La demencia senil tiene muchas causas como la enfermedad con cuerpos de Lewy, Huntington, Parkinson, parálisis supranuclear progresiva…, sin embargo, hay una que se lleva el triste primer lugar: la enfermedad de Alzheimer, causante de más del 65% de los casos de demencia en el mundo.

El Alzheimer es un mal que afecta al cerebro. Cuando una persona desarrolla alzheimer se van acumulando unas sustancias en su cerebro que dañan las células encargadas de que pensemos, recordemos, prestemos atención… convirtiendo a esas personas en seres que viven en una realidad paralela, sin conexión con el mundo real y prohibiéndoles poco a poco de los estímulos de la vida y de las relaciones sociales.

A pesar de que, como hemos dicho, la demencia senil es una de las enfermedades más crueles que pueden afectar a una persona, hay causas de demencia potencialmente reversibles, como las de origen metabólico o la llamada pseudodemencia, que en realidad es una demencia que afecta significativamente los procesos cognitivos.

¿Podemos detectar la demencia senil a tiempo?

La respuesta es que sí y para ello tenemos 6 señales de alarma que tenemos que conocer para poder detectarla a tiempo:

– Desorientación (la persona puede no saber como regresar a casa o en dónde está parado)

– Preguntas repetitivas – Es posible que pregunte lo mismo una y otra vez, incluso lo que ya había preguntado

– Frustración por no encontrar las palabras para comunicarse

– Dificultad para realizar las tareas cotidianas

-Colocar cosas en lugares extraños como por ejemplo camisas en el frigorífico

-Cambios en la personalidad y estado de ánimo.

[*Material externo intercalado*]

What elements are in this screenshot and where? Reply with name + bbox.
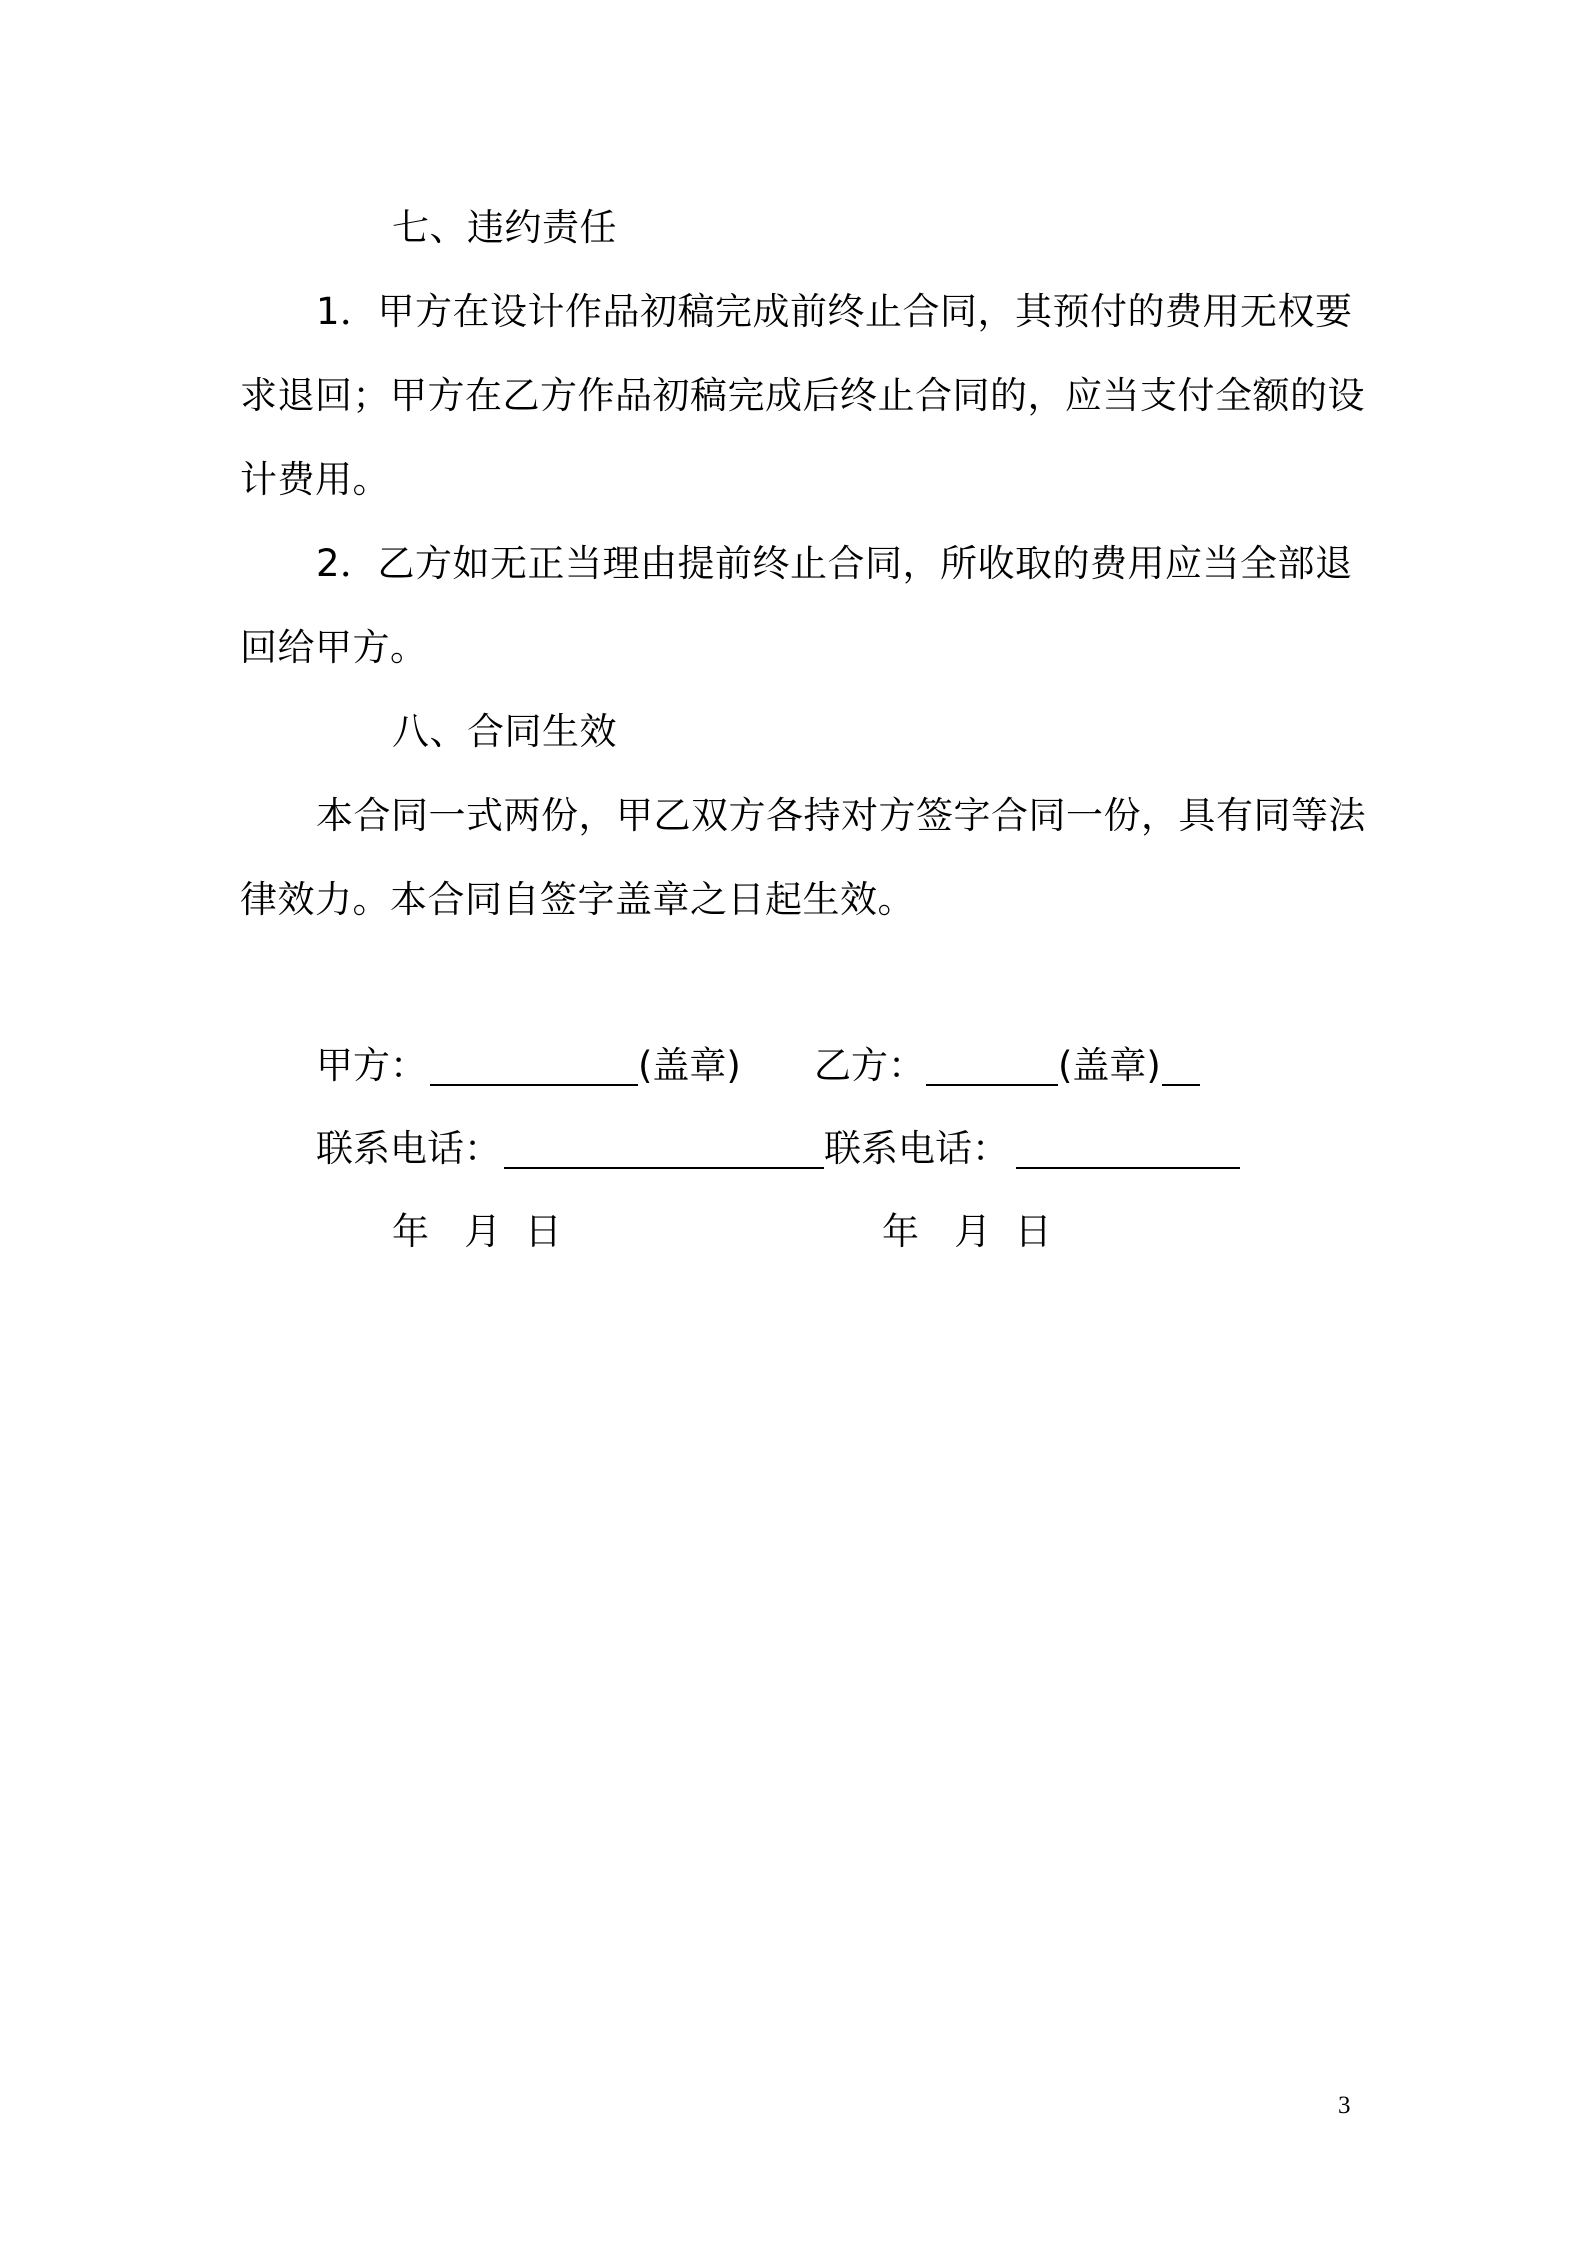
party-a-phone-blank [504,1167,824,1169]
party-b-phone-blank [1016,1167,1240,1169]
clause-7-1-line-2: 求退回；甲方在乙方作品初稿完成后终止合同的，应当支付全额的设 [240,374,1365,417]
party-a-date: 年 月 日 [392,1210,562,1253]
party-a-label: 甲方： [316,1044,427,1087]
party-a-phone-label: 联系电话： [316,1127,501,1170]
clause-7-2-line-1: 2．乙方如无正当理由提前终止合同，所收取的费用应当全部退 [316,542,1353,585]
party-b-phone-label: 联系电话： [824,1127,1009,1170]
party-b-label: 乙方： [814,1044,925,1087]
party-a-signature-blank [430,1084,638,1086]
clause-7-2-line-2: 回给甲方。 [240,626,428,669]
section-8-body-line-2: 律效力。本合同自签字盖章之日起生效。 [240,878,915,921]
page-number: 3 [1338,2092,1351,2119]
party-b-stamp-label: (盖章) [1058,1044,1161,1087]
section-8-heading: 八、合同生效 [392,710,617,753]
section-7-heading: 七、违约责任 [392,206,617,249]
party-b-date: 年 月 日 [882,1210,1052,1253]
party-a-stamp-label: (盖章) [638,1044,741,1087]
section-8-body-line-1: 本合同一式两份，甲乙双方各持对方签字合同一份，具有同等法 [316,794,1366,837]
clause-7-1-line-1: 1．甲方在设计作品初稿完成前终止合同，其预付的费用无权要 [316,290,1353,333]
party-b-trailing-blank [1162,1084,1200,1086]
party-b-signature-blank [926,1084,1058,1086]
clause-7-1-line-3: 计费用。 [240,458,390,501]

Pautas para comunicarse con una persona con demencia

El primer consejo que podemos ofreceros desde Zure Alde con una persona que sufre demencia es la paciencia. Sabemos lo difícil y duro que es convivir con una persona afectada con esta enfermedad, pero con paciencia y mimo podemos conseguir que la situación sea un poco más llevadera. Entre los consejos que os podemos dar a la hora de tratar con personas que sufren de demencia se encuentran:

  1. Hacer preguntas sencillas como ¿tienes frio? ¿Quieres salir?
  2. No intentéis razonar ni discutir con ellas
  3. Utiliza un lenguaje simplificado: ¿camisa blanca o azul? Mientras le muestras las dos
  4. No le des lecciones ni le avergüences
  5. Nunca le digas ‘Ya te dije…’ Repítelo las veces que sean necesario
  6. No hable con otros delante de la persona como si no estuviera
  7. Nunca digas ‘Pero…¿no te acuerdas?’
  8. Cambia el ‘no puedes’ por el ‘haz lo que puedas’
  9. Su realidad es diferente a la nuestra. Ellos viven la realidad de ese momento, pueden pensar que tienen 13 años y están en el colegio y no podemos romperles esa realidad, solo acompañarles. Cuando despierten y vuelvan ‘a nuestro mundo real’, ya les centraremos en lo que a nuestro parecer es la realidad de nuestro momento.

Como bien dijo Jimmy Dean ‘No puedo cambiar la dirección del viento, pero puedo ajustar mis velas para llegar siempre a mi destino’. Y en Zure Alde estamos dispuesto a echaros una mano para que naveguéis con las mejores velas posibles en este mar bravío.